I have an OpenCL kernel that implements a dot product between two float arrays. The first is an array of size*n elements and the second is an array of n elements.

This is a sample code

_kernel

void evaluate_product(__global const float *pFirstArray,

const int n,

__global const float *pSecondArray,

__global float *pOutput)

{

int gid = get_global_id(o);

int size = get_global_size(o);

if (gid>=0 && gid<size)

{

float output = 0;

for (int k=0; k<n; k++)

{

output += pFirstArray[gid + k*size]*pSecondArray[k];

}

pOutput[gid] = output;

}

}

If I execute the same operations on CPU, I have different results, above all after 6 or 7 decimal digit. Why this strange behaviour? In kronos OpenCL specification (v 1.2) they say the x+y and x*y are correctly rounded as well as IEEE 754 compliant.

Any ideas?

Lately this is so common "problem" that I just repost my answer from other thread

First of all if we talk about basic operations ( +, -, /, * ) AMD GPUs give exactly the same results as CPU ( with exception of native double div ). For fused mad the accuracy is even higher than what CPUs can do.

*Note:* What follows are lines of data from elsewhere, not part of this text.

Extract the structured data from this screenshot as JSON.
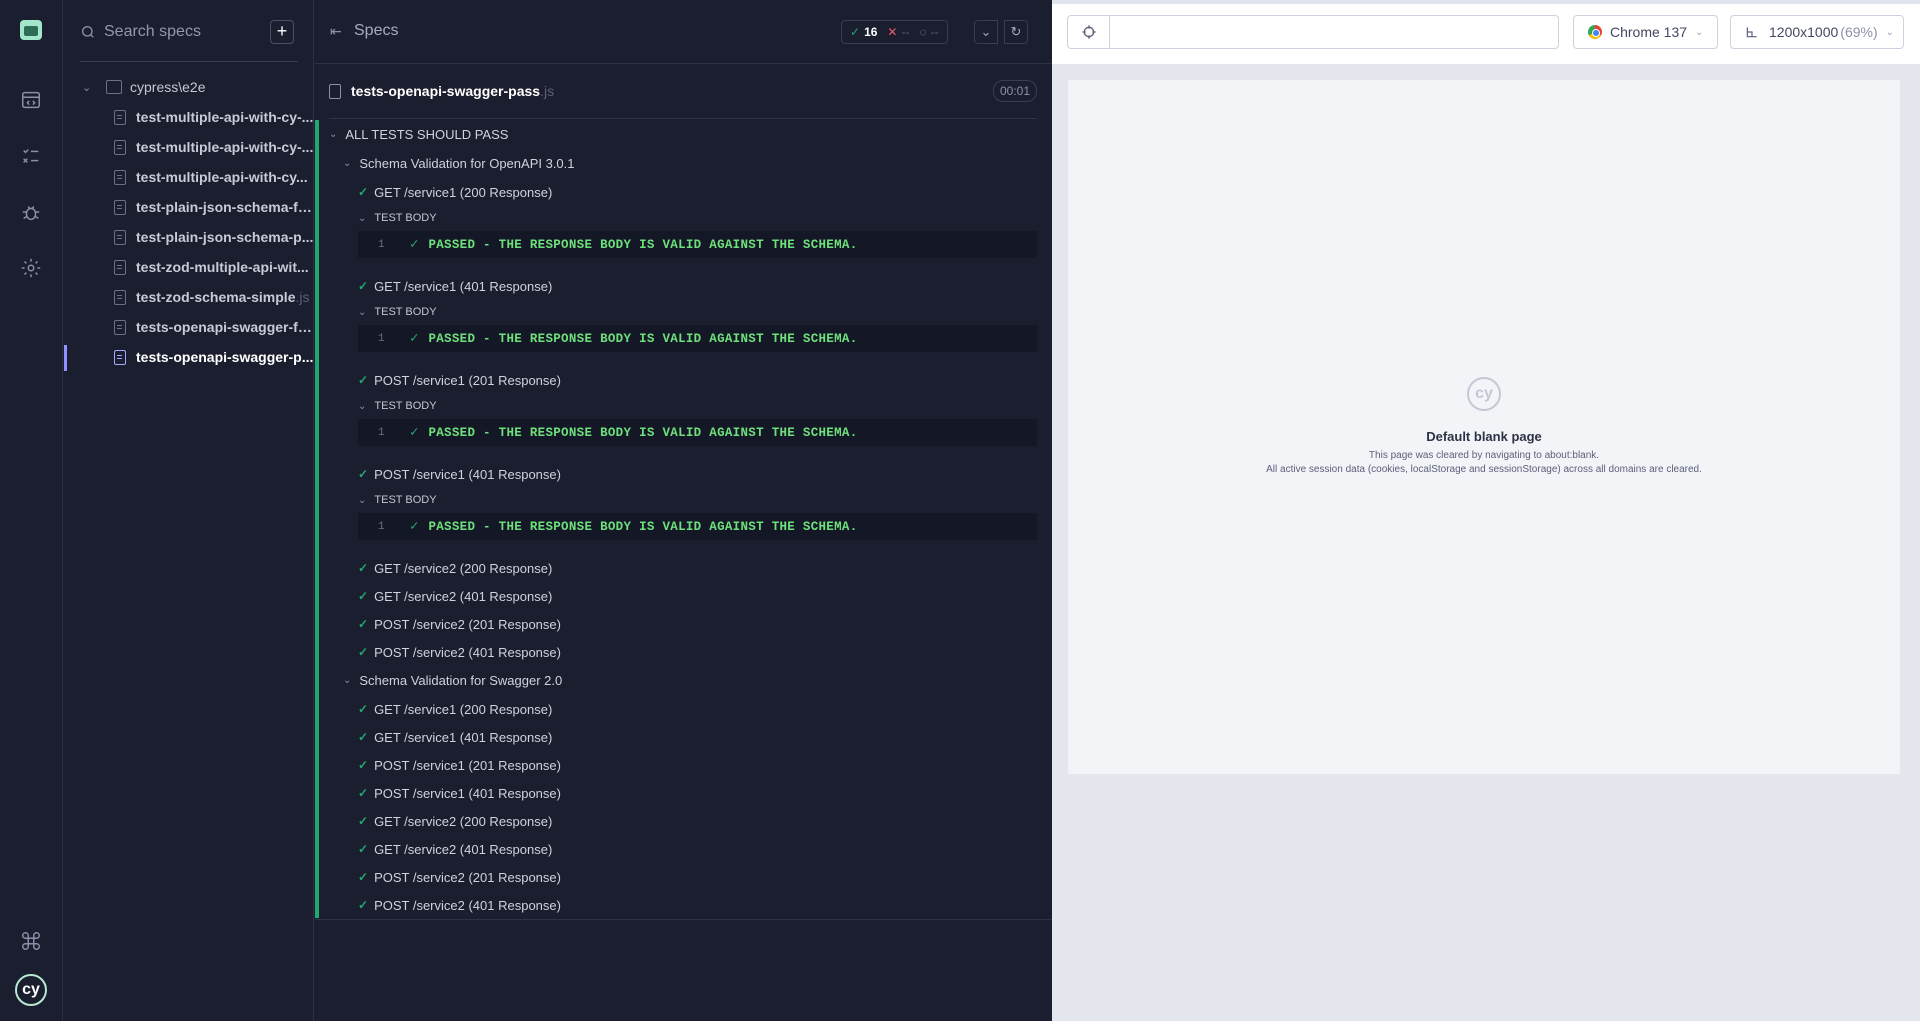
{
  "sidebar": {
    "search_placeholder": "Search specs",
    "add_label": "+",
    "folder": "cypress\\e2e",
    "files": [
      {
        "name": "test-multiple-api-with-cy-...",
        "ext": ""
      },
      {
        "name": "test-multiple-api-with-cy-...",
        "ext": ""
      },
      {
        "name": "test-multiple-api-with-cy...",
        "ext": ""
      },
      {
        "name": "test-plain-json-schema-fa...",
        "ext": ""
      },
      {
        "name": "test-plain-json-schema-p...",
        "ext": ""
      },
      {
        "name": "test-zod-multiple-api-wit...",
        "ext": ""
      },
      {
        "name": "test-zod-schema-simple",
        "ext": ".js"
      },
      {
        "name": "tests-openapi-swagger-fa...",
        "ext": ""
      },
      {
        "name": "tests-openapi-swagger-p...",
        "ext": ""
      }
    ]
  },
  "reporter": {
    "specs_label": "Specs",
    "stats": {
      "passed": "16",
      "failed": "--",
      "pending": "--"
    },
    "spec_file": "tests-openapi-swagger-pass",
    "spec_ext": ".js",
    "duration": "00:01",
    "suite_title": "ALL TESTS SHOULD PASS",
    "body_label": "TEST BODY",
    "cmd_num": "1",
    "cmd_msg": "PASSED - THE RESPONSE BODY IS VALID AGAINST THE SCHEMA.",
    "groups": [
      {
        "title": "Schema Validation for OpenAPI 3.0.1",
        "tests": [
          "GET /service1 (200 Response)",
          "GET /service1 (401 Response)",
          "POST /service1 (201 Response)",
          "POST /service1 (401 Response)",
          "GET /service2 (200 Response)",
          "GET /service2 (401 Response)",
          "POST /service2 (201 Response)",
          "POST /service2 (401 Response)"
        ]
      },
      {
        "title": "Schema Validation for Swagger 2.0",
        "tests": [
          "GET /service1 (200 Response)",
          "GET /service1 (401 Response)",
          "POST /service1 (201 Response)",
          "POST /service1 (401 Response)",
          "GET /service2 (200 Response)",
          "GET /service2 (401 Response)",
          "POST /service2 (201 Response)",
          "POST /service2 (401 Response)"
        ]
      }
    ]
  },
  "preview": {
    "url": "",
    "browser": "Chrome 137",
    "viewport": "1200x1000",
    "zoom": "(69%)",
    "blank_title": "Default blank page",
    "blank_line1": "This page was cleared by navigating to about:blank.",
    "blank_line2": "All active session data (cookies, localStorage and sessionStorage) across all domains are cleared."
  },
  "colors": {
    "pass": "#1fa971",
    "accent": "#8f91ff",
    "bg": "#1b1e2e"
  }
}
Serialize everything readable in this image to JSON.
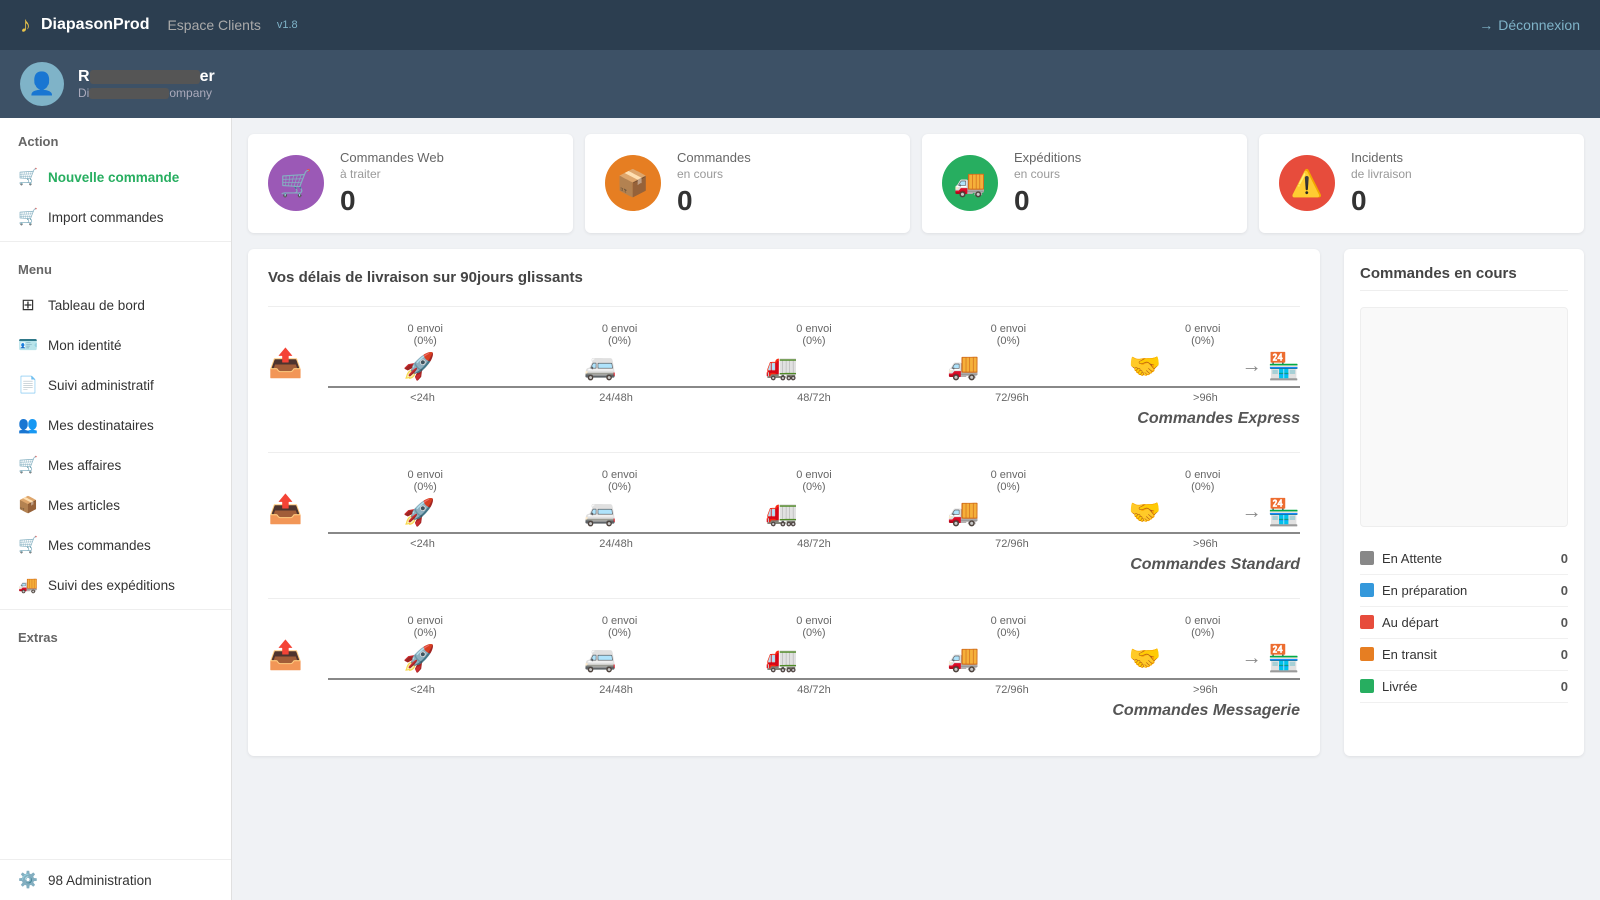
{
  "header": {
    "logo": "♪",
    "app_name": "DiapasonProd",
    "separator": "|",
    "space": "Espace Clients",
    "version": "v1.8",
    "logout_label": "Déconnexion"
  },
  "user": {
    "name_prefix": "R",
    "name_suffix": "er",
    "company_prefix": "Di",
    "company_suffix": "ompany",
    "avatar_icon": "👤"
  },
  "sidebar": {
    "action_title": "Action",
    "action_items": [
      {
        "id": "nouvelle-commande",
        "label": "Nouvelle commande",
        "icon": "🛒",
        "active": true
      },
      {
        "id": "import-commandes",
        "label": "Import commandes",
        "icon": "🛒",
        "active": false
      }
    ],
    "menu_title": "Menu",
    "menu_items": [
      {
        "id": "tableau-de-bord",
        "label": "Tableau de bord",
        "icon": "⊞"
      },
      {
        "id": "mon-identite",
        "label": "Mon identité",
        "icon": "🪪"
      },
      {
        "id": "suivi-administratif",
        "label": "Suivi administratif",
        "icon": "📄"
      },
      {
        "id": "mes-destinataires",
        "label": "Mes destinataires",
        "icon": "👥"
      },
      {
        "id": "mes-affaires",
        "label": "Mes affaires",
        "icon": "🛒"
      },
      {
        "id": "mes-articles",
        "label": "Mes articles",
        "icon": "📦"
      },
      {
        "id": "mes-commandes",
        "label": "Mes commandes",
        "icon": "🛒"
      },
      {
        "id": "suivi-des-expeditions",
        "label": "Suivi des expéditions",
        "icon": "🚚"
      }
    ],
    "extras_title": "Extras",
    "extras_items": [
      {
        "id": "administration",
        "label": "Administration",
        "icon": "⚙️",
        "badge": "98"
      }
    ]
  },
  "stat_cards": [
    {
      "id": "commandes-web",
      "label": "Commandes Web",
      "sublabel": "à traiter",
      "value": "0",
      "icon": "🛒",
      "color": "purple"
    },
    {
      "id": "commandes-en-cours",
      "label": "Commandes",
      "sublabel": "en cours",
      "value": "0",
      "icon": "📦",
      "color": "orange"
    },
    {
      "id": "expeditions",
      "label": "Expéditions",
      "sublabel": "en cours",
      "value": "0",
      "icon": "🚚",
      "color": "green"
    },
    {
      "id": "incidents",
      "label": "Incidents",
      "sublabel": "de livraison",
      "value": "0",
      "icon": "⚠️",
      "color": "red"
    }
  ],
  "delivery_section": {
    "title": "Vos délais de livraison sur 90jours glissants",
    "rows": [
      {
        "type_label": "Commandes Express",
        "steps": [
          {
            "label": "<24h",
            "stat": "0 envoi",
            "pct": "(0%)",
            "icon_color": "green"
          },
          {
            "label": "24/48h",
            "stat": "0 envoi",
            "pct": "(0%)",
            "icon_color": "purple"
          },
          {
            "label": "48/72h",
            "stat": "0 envoi",
            "pct": "(0%)",
            "icon_color": "blue"
          },
          {
            "label": "72/96h",
            "stat": "0 envoi",
            "pct": "(0%)",
            "icon_color": "orange"
          },
          {
            "label": ">96h",
            "stat": "0 envoi",
            "pct": "(0%)",
            "icon_color": "red"
          }
        ]
      },
      {
        "type_label": "Commandes Standard",
        "steps": [
          {
            "label": "<24h",
            "stat": "0 envoi",
            "pct": "(0%)",
            "icon_color": "green"
          },
          {
            "label": "24/48h",
            "stat": "0 envoi",
            "pct": "(0%)",
            "icon_color": "purple"
          },
          {
            "label": "48/72h",
            "stat": "0 envoi",
            "pct": "(0%)",
            "icon_color": "blue"
          },
          {
            "label": "72/96h",
            "stat": "0 envoi",
            "pct": "(0%)",
            "icon_color": "orange"
          },
          {
            "label": ">96h",
            "stat": "0 envoi",
            "pct": "(0%)",
            "icon_color": "red"
          }
        ]
      },
      {
        "type_label": "Commandes Messagerie",
        "steps": [
          {
            "label": "<24h",
            "stat": "0 envoi",
            "pct": "(0%)",
            "icon_color": "green"
          },
          {
            "label": "24/48h",
            "stat": "0 envoi",
            "pct": "(0%)",
            "icon_color": "purple"
          },
          {
            "label": "48/72h",
            "stat": "0 envoi",
            "pct": "(0%)",
            "icon_color": "blue"
          },
          {
            "label": "72/96h",
            "stat": "0 envoi",
            "pct": "(0%)",
            "icon_color": "orange"
          },
          {
            "label": ">96h",
            "stat": "0 envoi",
            "pct": "(0%)",
            "icon_color": "red"
          }
        ]
      }
    ]
  },
  "orders_panel": {
    "title": "Commandes en cours",
    "statuses": [
      {
        "id": "en-attente",
        "label": "En Attente",
        "color": "grey",
        "count": "0"
      },
      {
        "id": "en-preparation",
        "label": "En préparation",
        "color": "blue",
        "count": "0"
      },
      {
        "id": "au-depart",
        "label": "Au départ",
        "color": "red",
        "count": "0"
      },
      {
        "id": "en-transit",
        "label": "En transit",
        "color": "orange",
        "count": "0"
      },
      {
        "id": "livree",
        "label": "Livrée",
        "color": "green",
        "count": "0"
      }
    ]
  },
  "icons": {
    "step_icons": {
      "green": "🚀",
      "purple": "🚐",
      "blue": "🚛",
      "orange": "🚚",
      "red": "🤝"
    },
    "end_icon": "🏪"
  }
}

Most people just simply forget that CPU/FPU uses 80 bit precision for internal registers and all operations. So only when you store float/double values in memory they are truncated to proper size/representation.

The difference is not because of GPU's inaccuracies but because you compare results from 80 bit math with results from 32 or 64 bit math.

There are 2 options to get the same results on CPU. You can make basic operations that store results in memory before they are reused ( overload operators in C++ ). Or you can switch to SSE because it doesn't use this archaic FPU 80 bit mode ( you can force gcc ( flag -fmfpmath=sse ) to use SSE instead of FPU ).